Syllabus
The course will cover continuous and discrete Fourier transforms, the
Fast Fourier Transform (FFT), truncation and aliasing, orthogonal
polynomials including Chebyshev, interpolation, quadrature, numerical
differentiation, analysis of initial-value and boundary-value ordinary
differential equations (ODE), numerical methods for ODE. If time
permits, finite elements and spectral elements.
This material covers notions of numerical analysis central for
modern
scientific computing, i.e., the kind of computing related to
phenomena governed by continuous mathematics (functions, derivatives,
integrals, differential equations), like in physics and finance. The
course will also contain notions of analysis of ODE not covered in
Math 53, and some harmonic analysis.
While the course is clearly geared towards applications, the style of
the lecture and the homework will be theoretical, like in other
mathematics classes. There will be no programming homework assigments.
Textbook
There are two required textbooks. The first one is An Introduction to Numerical Analysis by Endre Suli and David F. Mayers. It should be available at the bookstore. Math 118 is a new class; if the bookstore runs out of copies, please let the teaching staff know immediately about it.
The second textbook is Spectral Methods in MATLAB by
L. N. Trefethen, ed. SIAM (2001). It will NOT be available at the
bookstore. Instead, the plan is to order it online with a decent
discount from the editor. I recommend going through the following steps:
Become a student member of the Society for Industrial and Applied
Mathematics (SIAM) by signing up here. It's free and as a perk you
will receive the 8-page newsjournal "SIAM news" once every 2
months. (If you are already a member of SIAM skip the membership
application.)
With student membership you have a 30 percent discount on all
SIAM books, including the class textbook. Order the book here and
don't forget to scroll down choose "SIAM member price" over "List
price" at the bottom of the page. Make sure you specify "Member price
Math 118 Stanford" in the Special Instruction box before submitting
your order. If one of the steps of ordering online poses an
insurmountable difficulty to you, contact the teaching staff for help.

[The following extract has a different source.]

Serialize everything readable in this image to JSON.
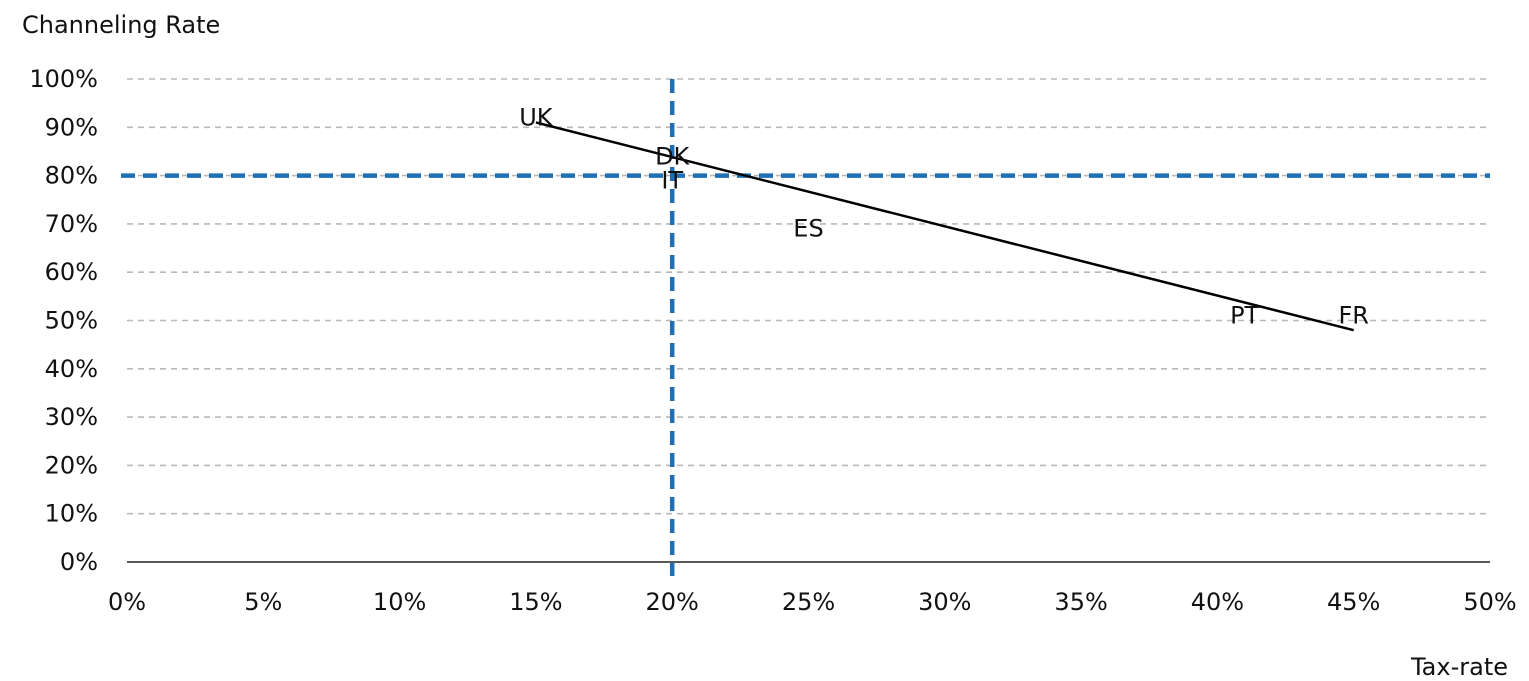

If you wish to purchase the books elsewhere, or if you wish to group
orders among yourselves, that is fine. One copy of each book will be on
reserve at the Math/CS library.
The lecture may occasionally be inspired by material not included in
either book, but typeset notes will be provided everytime this
happens.
PDF notes:
February 11 version,
March 17 version,
March 18 version.
Prerequisites
Math 51 and Math 53. Alternatively, familiarity with the following notions:
Vector and matrix operations;
Partial derivatives and the chain rule of vector calculus;
Solutions of linear ordinary differential equations.
No knowledge of computer programming is necessary. Notions of matrix theory (Math 104) can be helpful, but are not necessary.